N° 664 | du 1er mai 2003 | Numéro épuisé

Critiques de livres

Le 1er mai 2003 | Jacques Trémintin

Les instincts maternels

Sarah Blaffer Hrdy


éd. Payot, 2002, (624 p. ; 24,50 €) | Commander ce livre

Thème : Femme

L’altruisme des femmes qui seraient conçues pour une maternité automatique et le sacrifice naturel au profit de leur petit n’est qu’un stéréotype. C’est ce que démontre ici Sarah Blaffer Hrdy, en dénonçant l’illusion naturaliste qui confond ce qui arrive parfois avec ce qui devrait être. Le monde animal connaît des gardiens d’enfant des deux sexes, des nourrices trouvées dans la parenté et des crèches permettant de soulager les parents tout comme les couvaisons, l’approvisionnement ou même des gestations assurés par des mâles. Si beaucoup de femelles lèchent leur bébé et avalent le sac amniotique, il n’existe pas chez les humains de tels comportements universels. On rencontre juste des attitudes propres aux mammifères.

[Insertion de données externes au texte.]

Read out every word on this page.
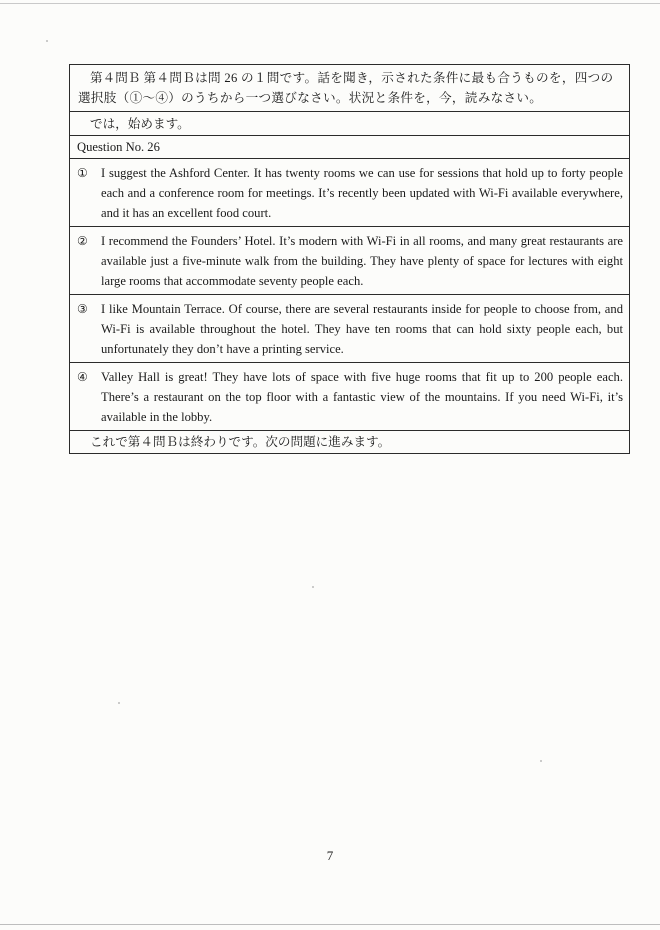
第４問Ｂ 第４問Ｂは問 26 の１問です。話を聞き，示された条件に最も合うものを，四つの選択肢（①～④）のうちから一つ選びなさい。状況と条件を，今，読みなさい。
では，始めます。
Question No. 26

①	I suggest the Ashford Center. It has twenty rooms we can use for sessions that hold up to forty people each and a conference room for meetings. It’s recently been updated with Wi-Fi available everywhere, and it has an excellent food court.

②	I recommend the Founders’ Hotel. It’s modern with Wi-Fi in all rooms, and many great restaurants are available just a five-minute walk from the building. They have plenty of space for lectures with eight large rooms that accommodate seventy people each.

③	I like Mountain Terrace. Of course, there are several restaurants inside for people to choose from, and Wi-Fi is available throughout the hotel. They have ten rooms that can hold sixty people each, but unfortunately they don’t have a printing service.

④	Valley Hall is great! They have lots of space with five huge rooms that fit up to 200 people each. There’s a restaurant on the top floor with a fantastic view of the mountains. If you need Wi-Fi, it’s available in the lobby.

これで第４問Ｂは終わりです。次の問題に進みます。
7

Ainsi de la lactation, particulièrement efficace pour éviter la concurrence des plus petits avec les animaux les plus matures, qui a eu pour effet de spécialiser les femelles et de créer cette forte intimité avec leur enfant. Mais, le maternage qui en découle apparaît comme un mécanisme complexe qui n’est jamais totalement ni prédéterminé génétiquement, ni produit par le seul environnement. L’un et l’autre facteur s’entremêlent en permanence. On sait ainsi que la prolactine — l’hormone de la parenté — joue un rôle essentiel dans le degré d’attention porté par les parents à leur progéniture. Et, l’allaitement provoque tout particulièrement sa production. On sait aussi que le processus d’attachement intervient dès les premières minutes après l’accouchement, par imprégnation de l’odeur maternelle.

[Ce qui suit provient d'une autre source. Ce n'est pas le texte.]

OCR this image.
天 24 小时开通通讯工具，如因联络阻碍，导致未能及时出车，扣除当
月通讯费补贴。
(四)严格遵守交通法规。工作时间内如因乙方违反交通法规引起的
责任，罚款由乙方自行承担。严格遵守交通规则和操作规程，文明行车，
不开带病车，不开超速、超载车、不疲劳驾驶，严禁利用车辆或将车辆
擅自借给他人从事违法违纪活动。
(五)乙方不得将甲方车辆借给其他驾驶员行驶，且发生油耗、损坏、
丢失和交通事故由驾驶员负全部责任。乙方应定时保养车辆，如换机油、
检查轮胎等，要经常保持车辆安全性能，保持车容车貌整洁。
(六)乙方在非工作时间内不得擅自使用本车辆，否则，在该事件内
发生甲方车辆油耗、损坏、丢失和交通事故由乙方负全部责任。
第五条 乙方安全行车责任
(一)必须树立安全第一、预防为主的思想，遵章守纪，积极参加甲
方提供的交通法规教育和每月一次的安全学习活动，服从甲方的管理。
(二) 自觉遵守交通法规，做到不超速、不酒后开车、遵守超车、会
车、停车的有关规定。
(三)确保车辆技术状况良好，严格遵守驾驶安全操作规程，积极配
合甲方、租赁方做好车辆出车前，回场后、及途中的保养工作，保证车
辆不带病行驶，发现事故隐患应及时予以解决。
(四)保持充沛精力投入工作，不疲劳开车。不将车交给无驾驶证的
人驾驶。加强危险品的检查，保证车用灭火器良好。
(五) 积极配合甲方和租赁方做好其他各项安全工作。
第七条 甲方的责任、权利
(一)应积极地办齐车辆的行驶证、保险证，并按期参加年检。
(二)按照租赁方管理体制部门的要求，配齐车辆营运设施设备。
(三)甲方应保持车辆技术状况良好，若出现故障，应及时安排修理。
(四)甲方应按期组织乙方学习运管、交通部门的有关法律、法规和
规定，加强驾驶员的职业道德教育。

D’où l’importance d’un contact précoce. Mais si les mères des grands singes manifestent une dévotion inconditionnelle à l’égard de leur progéniture (on a vu des guenons porter pendant des jours le corps de leur petit même mort et en décomposition), les mères humaines font preuve d’une sollicitude bien plus discriminante. Si, à leur naissance, le seul test de viabilité des petits singes est leur capacité à se cramponner, le petit d’homme, lui, doit convaincre qu’il mérite d’être investi. Les parents biaisent la survie des immatures (pendant les famines, ce sont les mères sélectives qui par le choix de privilégier les plus costauds, arrivaient à en faire survivre certains).

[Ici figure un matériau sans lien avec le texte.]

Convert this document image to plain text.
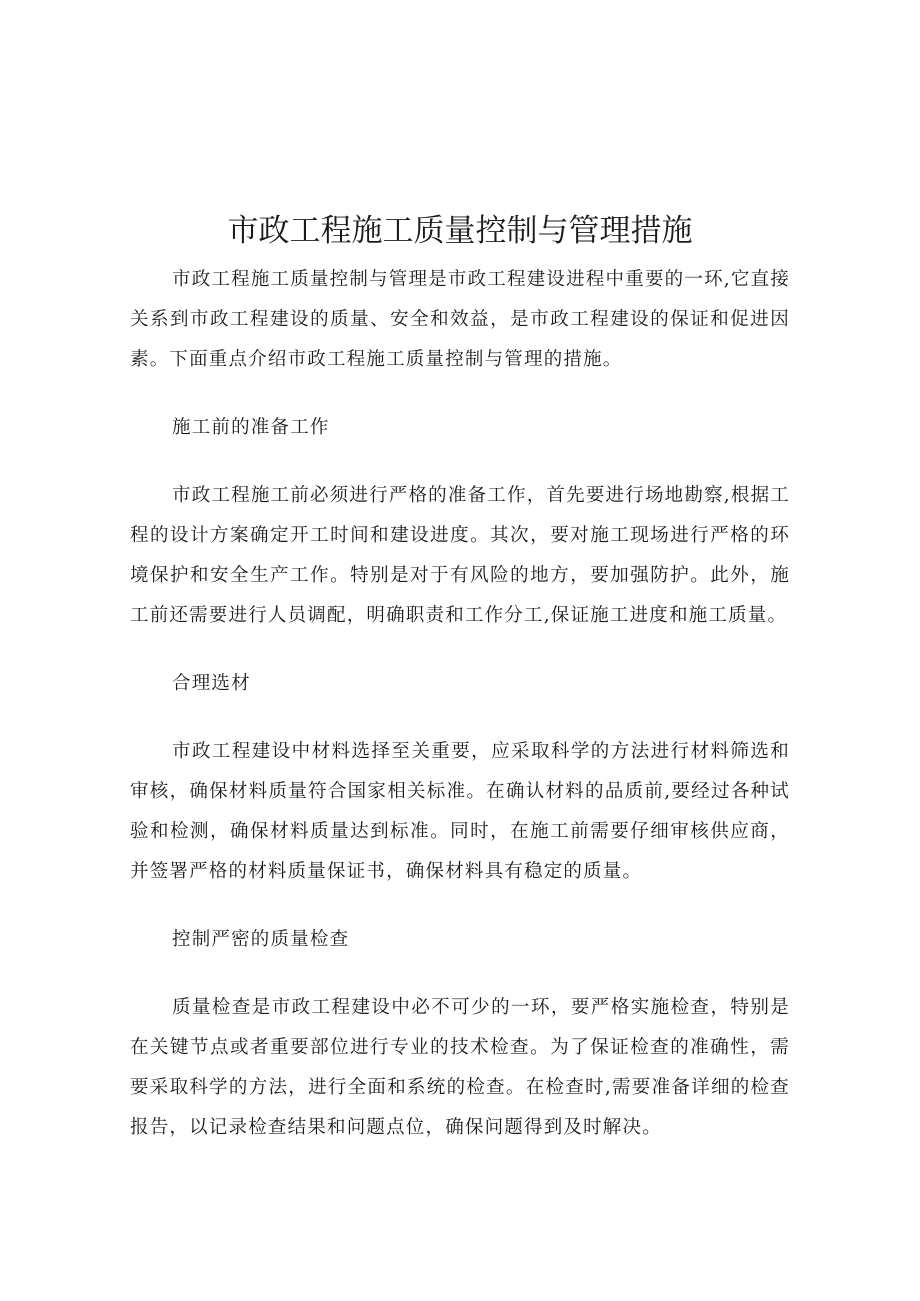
市政工程施工质量控制与管理措施

市政工程施工质量控制与管理是市政工程建设进程中重要的一环,它直接关系到市政工程建设的质量、安全和效益，是市政工程建设的保证和促进因素。下面重点介绍市政工程施工质量控制与管理的措施。

施工前的准备工作

市政工程施工前必须进行严格的准备工作，首先要进行场地勘察,根据工程的设计方案确定开工时间和建设进度。其次，要对施工现场进行严格的环境保护和安全生产工作。特别是对于有风险的地方，要加强防护。此外，施工前还需要进行人员调配，明确职责和工作分工,保证施工进度和施工质量。

合理选材

市政工程建设中材料选择至关重要，应采取科学的方法进行材料筛选和审核，确保材料质量符合国家相关标准。在确认材料的品质前,要经过各种试验和检测，确保材料质量达到标准。同时，在施工前需要仔细审核供应商，并签署严格的材料质量保证书，确保材料具有稳定的质量。

控制严密的质量检查

质量检查是市政工程建设中必不可少的一环，要严格实施检查，特别是在关键节点或者重要部位进行专业的技术检查。为了保证检查的准确性，需要采取科学的方法，进行全面和系统的检查。在检查时,需要准备详细的检查报告，以记录检查结果和问题点位，确保问题得到及时解决。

Certaines cultures soumettaient les bébés à des tests de viabilité (en les trempant dans des bains glacés) ou catégorisaient les enfants malades comme autre chose qu’un humain (un imposteur laissé par des lutins à la place des enfants en bonne santé) qu’on pouvait alors délaisser et laisser mourir. D’où l’aspect bien potelé à la naissance qui apparaît comme le meilleur prédicteur de la santé ultérieure (par sélection naturelle, cette particularité a pu ensuite se généraliser). Particularité unique dans le monde animal, la fréquence avec laquelle les mères humaines tuent leur petit est à corréler avec l’existence de moyens de contraception et l’existence de relais éducatifs. Chaque mère diffère donc dans l’investissement qu’elle porte à son enfant.